VII pilone del Tempio di Karnak: Re Thutmosi III tiene per i capelli un gruppo di Principi asiatici e leva in alo la mazza da guerra per colpire

Ma questa battaglia, in qualche modo, non termina in quel 23° anno di regno di Thutmosi: l’anno, questa volta, è il 1918 d.C. e si combatte la Prima Guerra Mondiale. Comandante delle forze dell’ Impero Britannico nell’area è il Generale Sir Edmund Allenby. Di fronte ha le forze dell’Esercito Ottomano che sono schierate nella piana di Megiddo, o meglio in quella che è intanto diventata Tell al-Mutesellim, nel territorio della futura Israele.

Ma Sir Allenby è un cultore di egittologia, conosce bene la storia di Thutmosi III e decide di seguirne le orme: nuovamente l’espediente di percorrere il disagevole sentiero tra i monti si dimostra una mossa vincente!

E pensare che c’è chi va a cercare misteri alieni di chissà quale genere nella storia dell’Antico Egitto, omini verdi da far assurgere a chissà quale fama di depositari del sapere, quando basterebbe, intanto, conoscerne davvero la storia per scoprire quali e quante capacità, dall’arte militare all’architettura, all’ingegneria, avevano esseri umani, talvolta divinizzati come nel caso dei Re ( Si sarà di certo notato che, nell’articolo, non ho mai usato il termine “Faraone” ma sempre quello di “Re” e questo perché tale termine, derivante da “Per-Aa”, ovvero “Grande Casa”, entrerà nell’uso comune per indicare i Sovrani dell’Antico Egitto solo a partire proprio dal Regno di Thutmosi III), in grado di concepire, come nel caso che vi ho appena narrato, strategie che anche a distanza di oltre 2500 anni dimostrano il proprio valore.

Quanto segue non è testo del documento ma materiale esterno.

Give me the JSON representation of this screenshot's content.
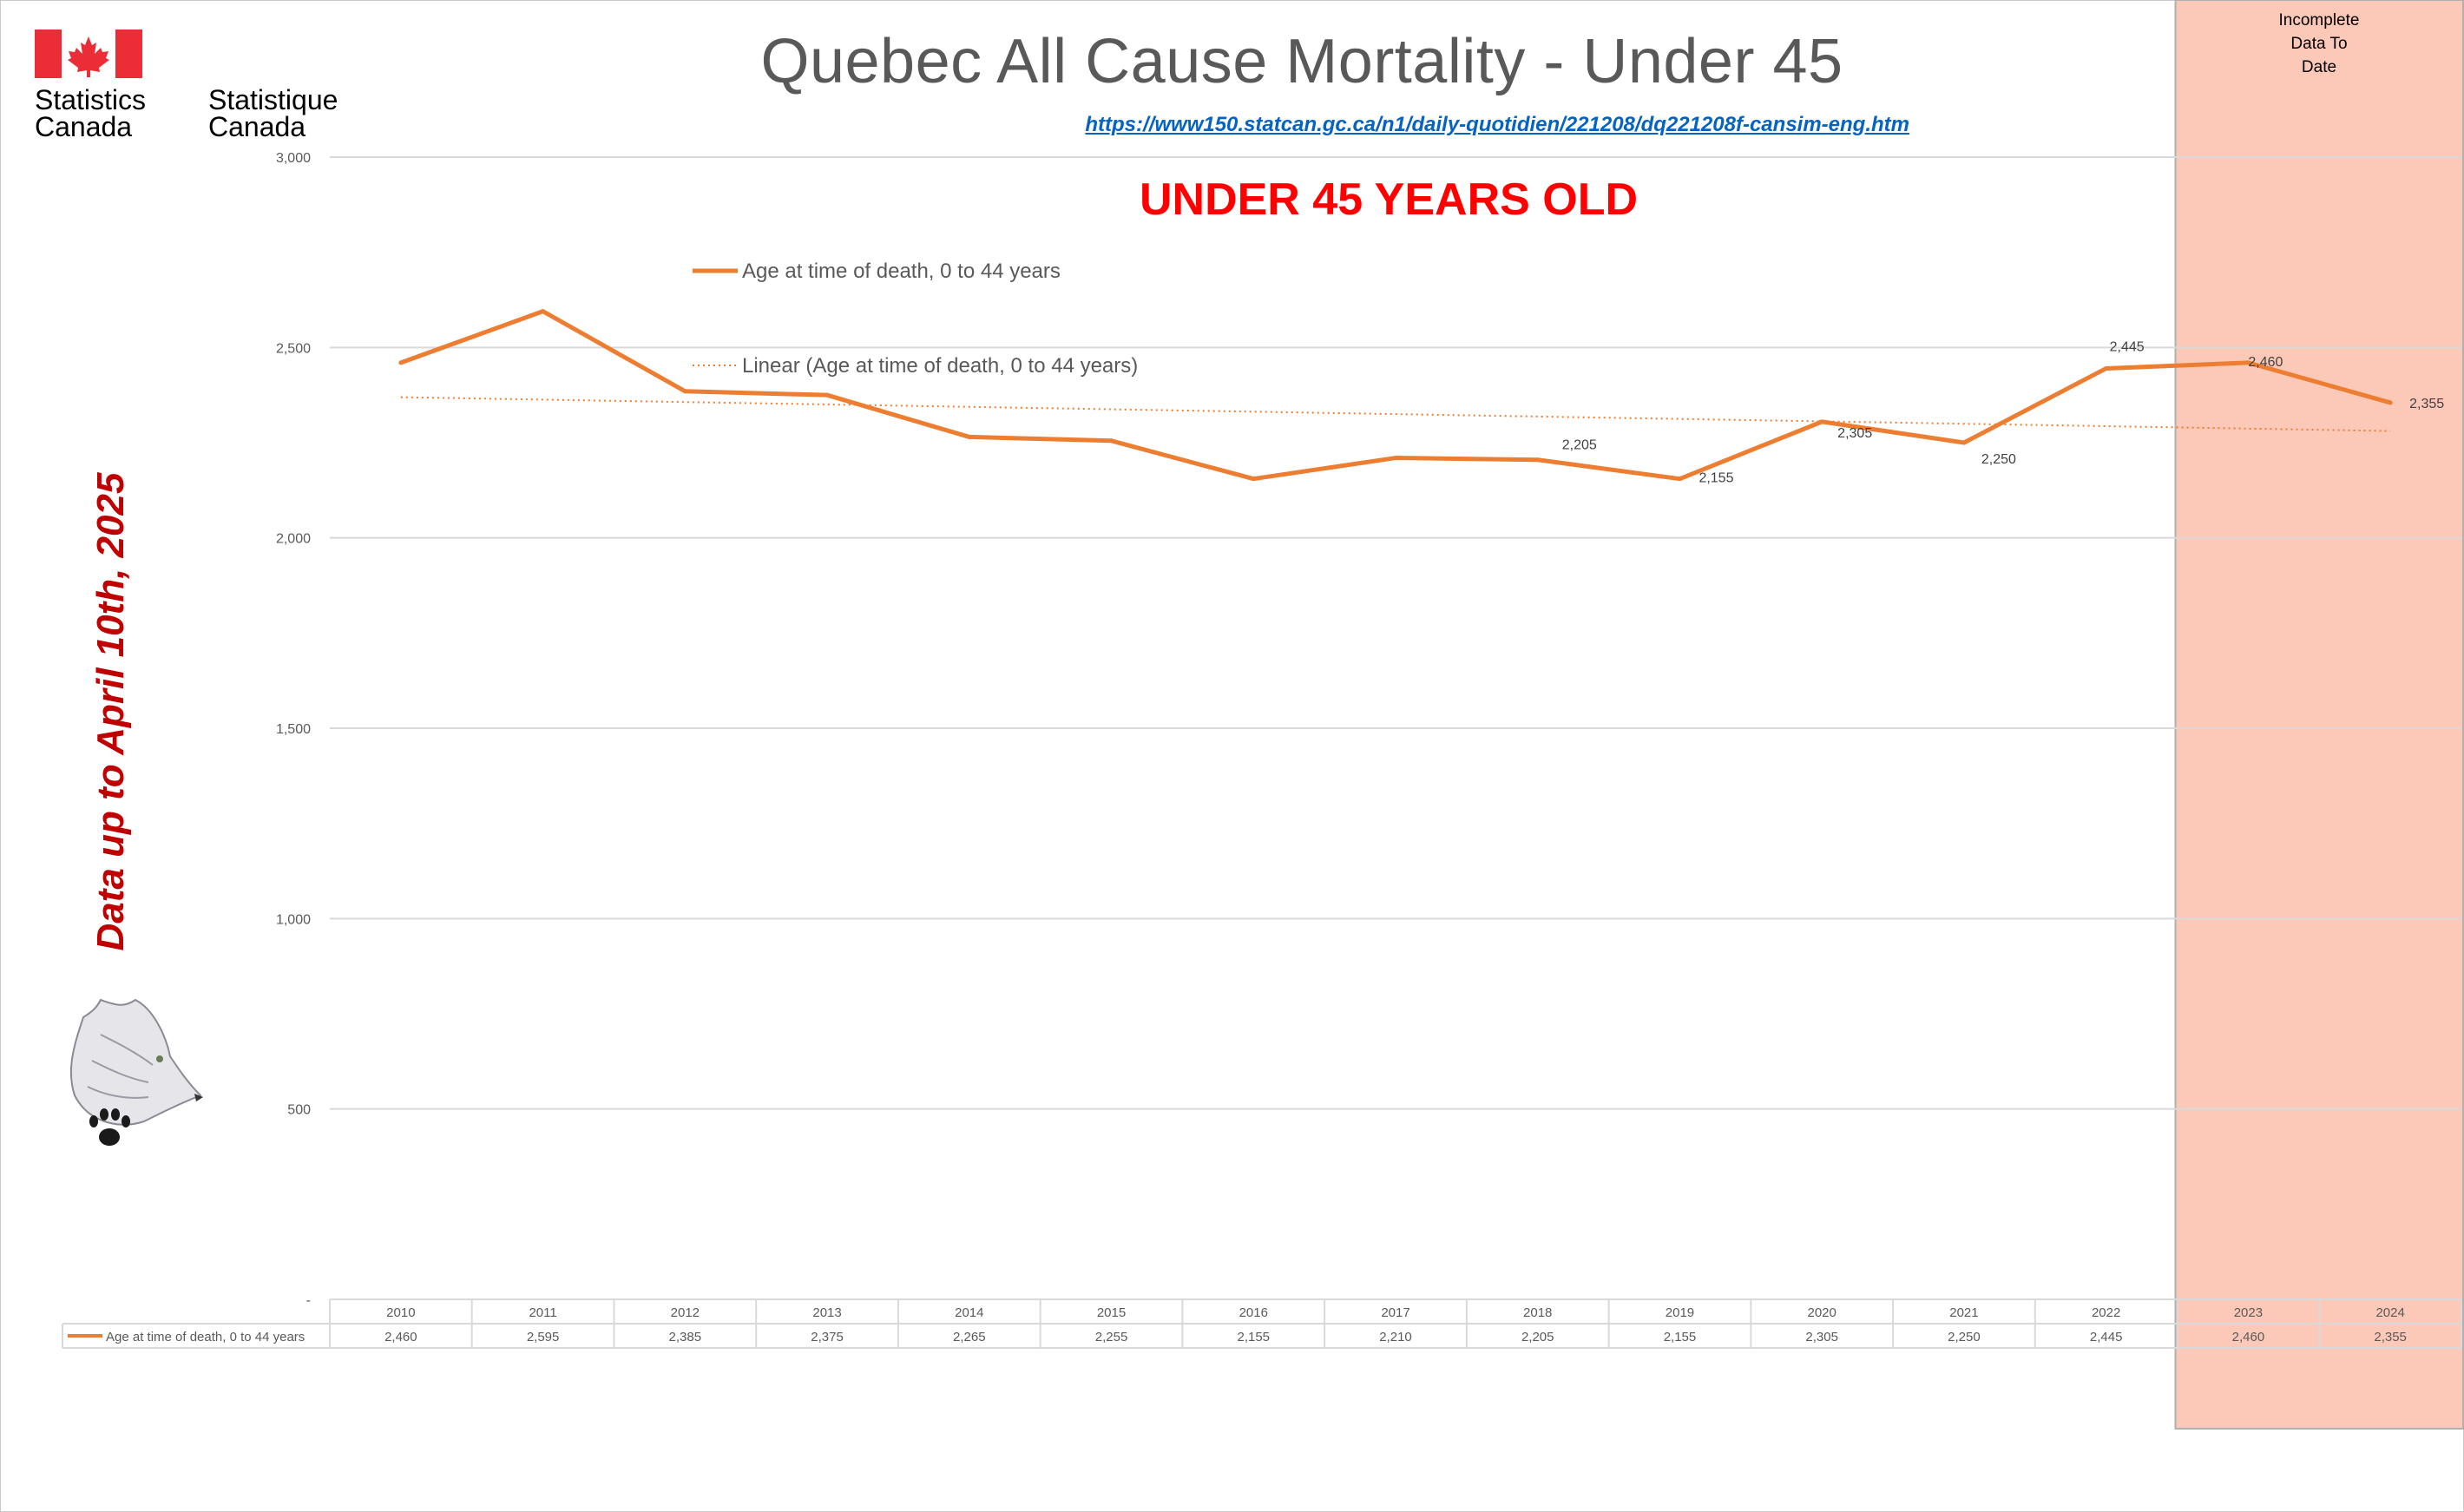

Per chi avesse la curiosità di sapere quale è la fonte del racconto della “Campagna di Megiddo”, preciso che questa è narrata negli “Annali di Thutmosi III”, in un lungo rilievo che circonda il sacrario del Dio, nel Tempio di Amon a Karnak (un frammento è riprodotto nell’immagine sopra riportata), nonché su una stele eretta a Napata, oltre la quarta cateratta del Nilo e perciò in pieno territorio nubiano, verosimilmente per servire da monito a quelle popolazioni magnificando le capacità guerriere del Re. Potenza della propaganda!

Un’altra piccola digressione, finale, riguarda Megiddo: secondo la religione ebraica, proprio nella valle prospiciente la città avrà luogo l’Armaghedòn (letteralmente Monte di Megiddo), ovvero lo scontro finale tra le forze del bene e quelle del male.